Wednesday, May 2, 2018

THE CRUCIBLE


By Arthur Miller

Directed and designed by Joe Woodward
Presented by the Daramalan Theatre Company
McCowage Hall, Daramalan until 5th May, 2018

Performance on 28th April reviewed by Bill Stephens
 

Arthur Miller’s searing 1957 play in which fictionalised events from the 17th century Salem witch trials are portrayed as an allegory for McCarthyism, proved an excellent vehicle for the Daramalan Theatre Company.

Tight direction, imaginative scenic and costume design, well-rehearsed, committed performances from the youthful cast and close attention to the text, combine to capture the essence, and bring a sense of authenticity to a powerful play which makes huge demands on its actors and creative team.
 
 
For this production, the audience occupy tiered seating arranged around three sides of the playing area. The cast perform in front of a huge backdrop, transparent enough for the audience to glimpse shadowy images of figures dancing, as they enter the theatre. As the play progresses video footage and abstract slides are projected on to the backdrop, which together with Bartholomew Bunk’s moody incidental music, heighten the atmosphere, and comment on critical events in the play.
 
The excellent costumes are predominately black, with strong silhouettes which hint at period. When for a key scene, one of the characters is dressed in virginal white, the effect is striking. While most of the female cast wear appropriate hairstyles or scarves, the male cast sport a variety of modern hairstyles, which tends to be disconcerting, especially when portraying elderly villagers.  
  
Director, Joe Woodward, has wisely encouraged his actors to develop strong individual characterisations. This has resulted in some excellent individual performances, well supported by committed ensemble work. Particularly impressive among the female cast are Sophia  Marzano, who displays admirable presence, as the vengeful Abigail and Zara McCann, compelling  as the frightened and confused, Mary Warren. Mikayla Brady also gives an eye-catching performance as the dignified Elizabeth Proctor.  

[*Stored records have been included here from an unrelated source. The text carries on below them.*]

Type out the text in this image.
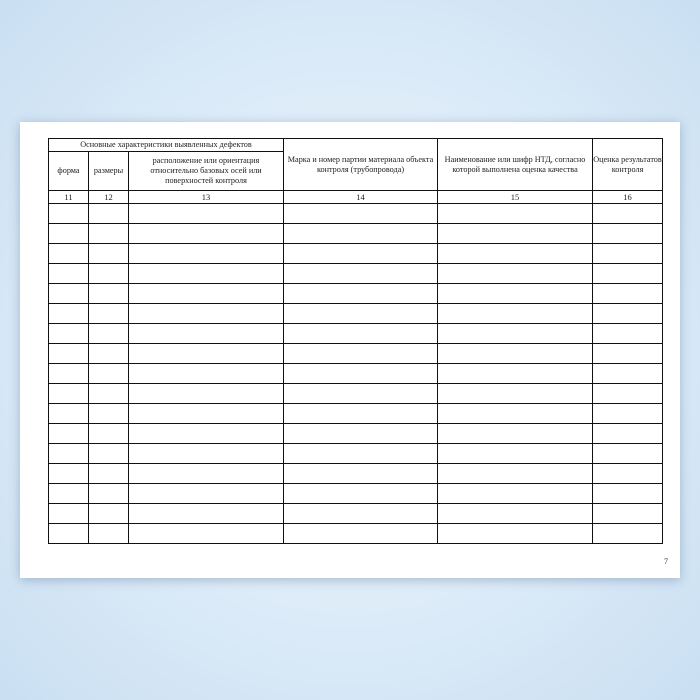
Основные характеристики выявленных дефектов			Марка и номер партии материала объекта контроля (трубопровода)	Наименование или шифр НТД, согласно которой выполнена оценка качества	Оценка результатов контроля
форма	размеры	расположение или ориентация относительно базовых осей или поверхностей контроля			
11	12	13	14	15	16

7
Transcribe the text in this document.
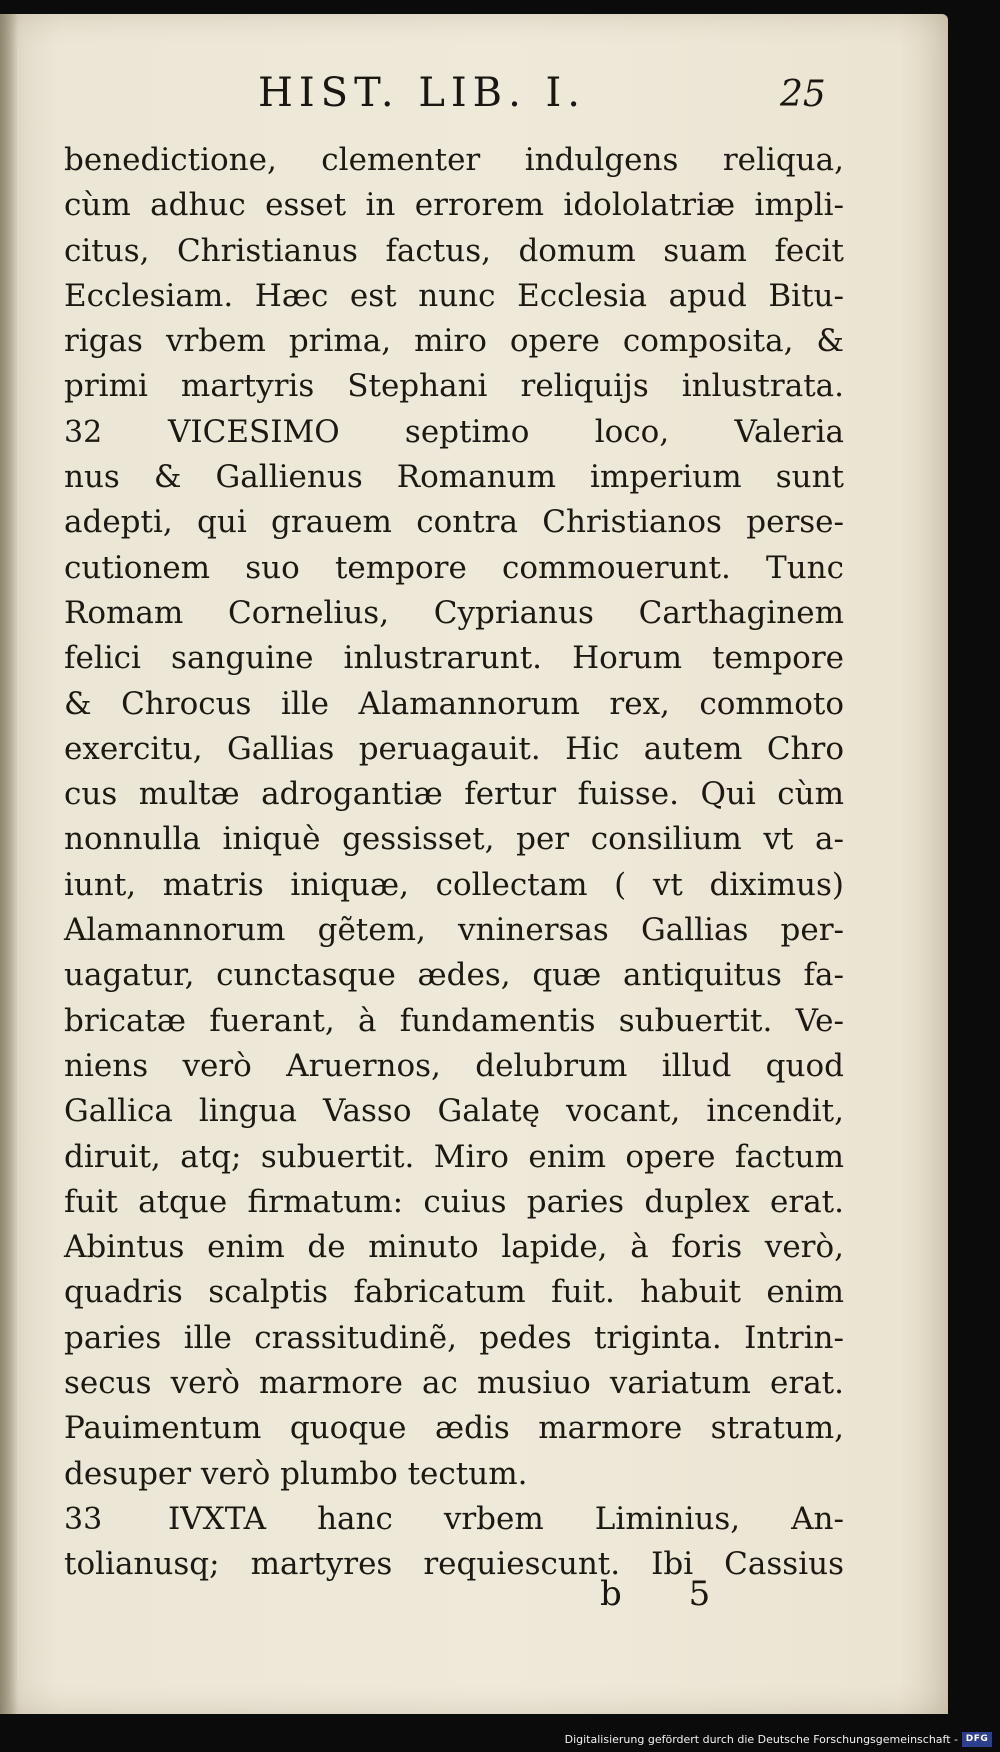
HIST. LIB. I.	25
benedictione, clementer indulgens reliqua,
cùm adhuc esset in errorem idololatriæ impli-
citus, Christianus factus, domum suam fecit
Ecclesiam. Hæc est nunc Ecclesia apud Bitu-
rigas vrbem prima, miro opere composita, &
primi martyris Stephani reliquijs inlustrata.
32 VICESIMO septimo loco, Valeria
nus & Gallienus Romanum imperium sunt
adepti, qui grauem contra Christianos perse-
cutionem suo tempore commouerunt. Tunc
Romam Cornelius, Cyprianus Carthaginem
felici sanguine inlustrarunt. Horum tempore
& Chrocus ille Alamannorum rex, commoto
exercitu, Gallias peruagauit. Hic autem Chro
cus multæ adrogantiæ fertur fuisse. Qui cùm
nonnulla iniquè gessisset, per consilium vt a-
iunt, matris iniquæ, collectam ( vt diximus)
Alamannorum gẽtem, vninersas Gallias per-
uagatur, cunctasque ædes, quæ antiquitus fa-
bricatæ fuerant, à fundamentis subuertit. Ve-
niens verò Aruernos, delubrum illud quod
Gallica lingua Vasso Galatę vocant, incendit,
diruit, atq; subuertit. Miro enim opere factum
fuit atque firmatum: cuius paries duplex erat.
Abintus enim de minuto lapide, à foris verò,
quadris scalptis fabricatum fuit. habuit enim
paries ille crassitudinẽ, pedes triginta. Intrin-
secus verò marmore ac musiuo variatum erat.
Pauimentum quoque ædis marmore stratum,
desuper verò plumbo tectum.
33 IVXTA hanc vrbem Liminius, An-
tolianusq; martyres requiescunt. Ibi Cassius
b 5
Digitalisierung gefördert durch die Deutsche Forschungsgemeinschaft - DFG
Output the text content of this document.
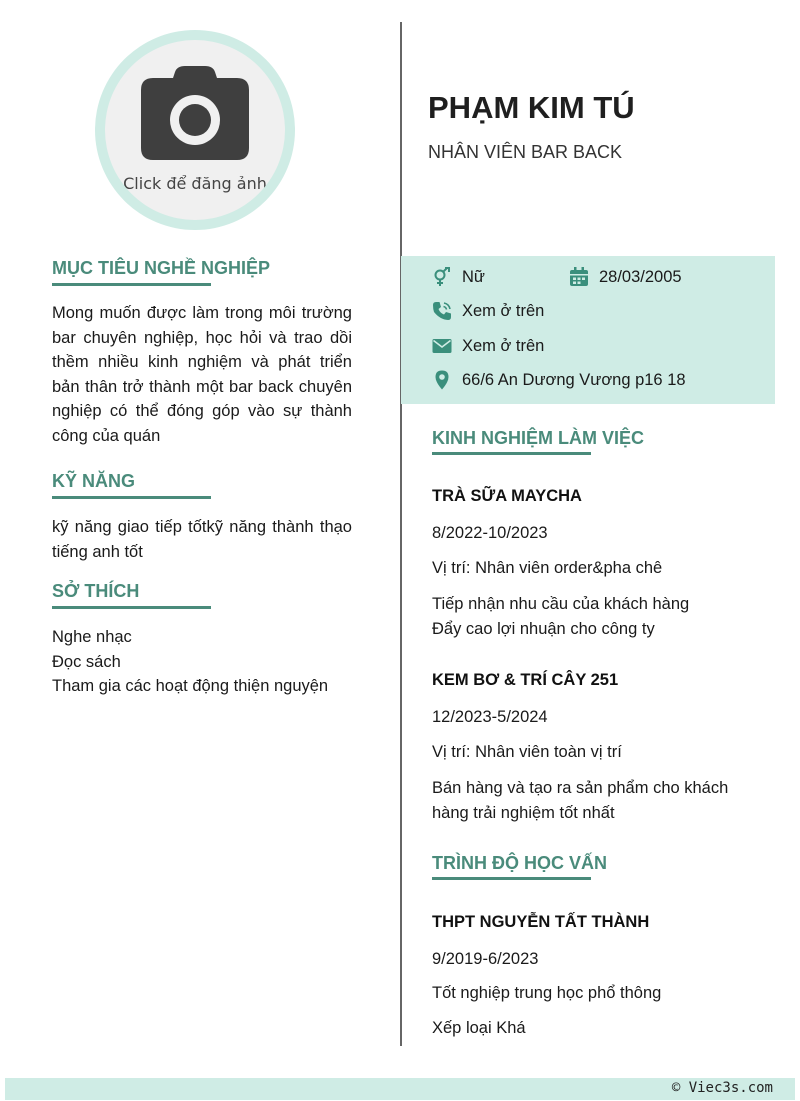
Click để đăng ảnh
MỤC TIÊU NGHỀ NGHIỆP

Mong muốn được làm trong môi trường bar chuyên nghiệp, học hỏi và trao dồi thềm nhiều kinh nghiệm và phát triển bản thân trở thành một bar back chuyên nghiệp có thể đóng góp vào sự thành công của quán

KỸ NĂNG

kỹ năng giao tiếp tốtkỹ năng thành thạo tiếng anh tốt

SỞ THÍCH
Nghe nhạc
Đọc sách
Tham gia các hoạt động thiện nguyện
PHẠM KIM TÚ
NHÂN VIÊN BAR BACK
Nữ	28/03/2005
Xem ở trên
Xem ở trên
66/6 An Dương Vương p16 18
KINH NGHIỆM LÀM VIỆC
TRÀ SỮA MAYCHA
8/2022-10/2023
Vị trí: Nhân viên order&pha chê

Tiếp nhận nhu cầu của khách hàng
Đẩy cao lợi nhuận cho công ty

KEM BƠ & TRÍ CÂY 251
12/2023-5/2024
Vị trí: Nhân viên toàn vị trí

Bán hàng và tạo ra sản phẩm cho khách hàng trải nghiệm tốt nhất

TRÌNH ĐỘ HỌC VẤN
THPT NGUYỄN TẤT THÀNH
9/2019-6/2023
Tốt nghiệp trung học phổ thông
Xếp loại Khá
© Viec3s.com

Among the male actors, Jack Curry as John Proctor, Hayden Hamilton as Francis Nurse, Mitchell Dwyer as Deputy Governor Danforth, and Joey Gardiner, riveting with his idiosyncratic interpretation of Ezekiel Cheever, all impressed with well-conceived and delivered performances.
While great attention had rightly been devoted to interpreting and delivering the text, the lighting design, which created an appropriately mysterious atmosphere, often shadowed the actor’s faces. As well, the direction, which required the actors to move around the stage to deliver their lines to the three sides, and an unhelpful hall acoustic, resulted in many vital lines being lost, making it difficult to follow the complexities of the plot.

Never-the-less, the Daramalan Theatre Company have succeeded in staging an impressive production of a difficult, but important play which remarkably, continues to challenge and address issues of concern to  contemporary audiences.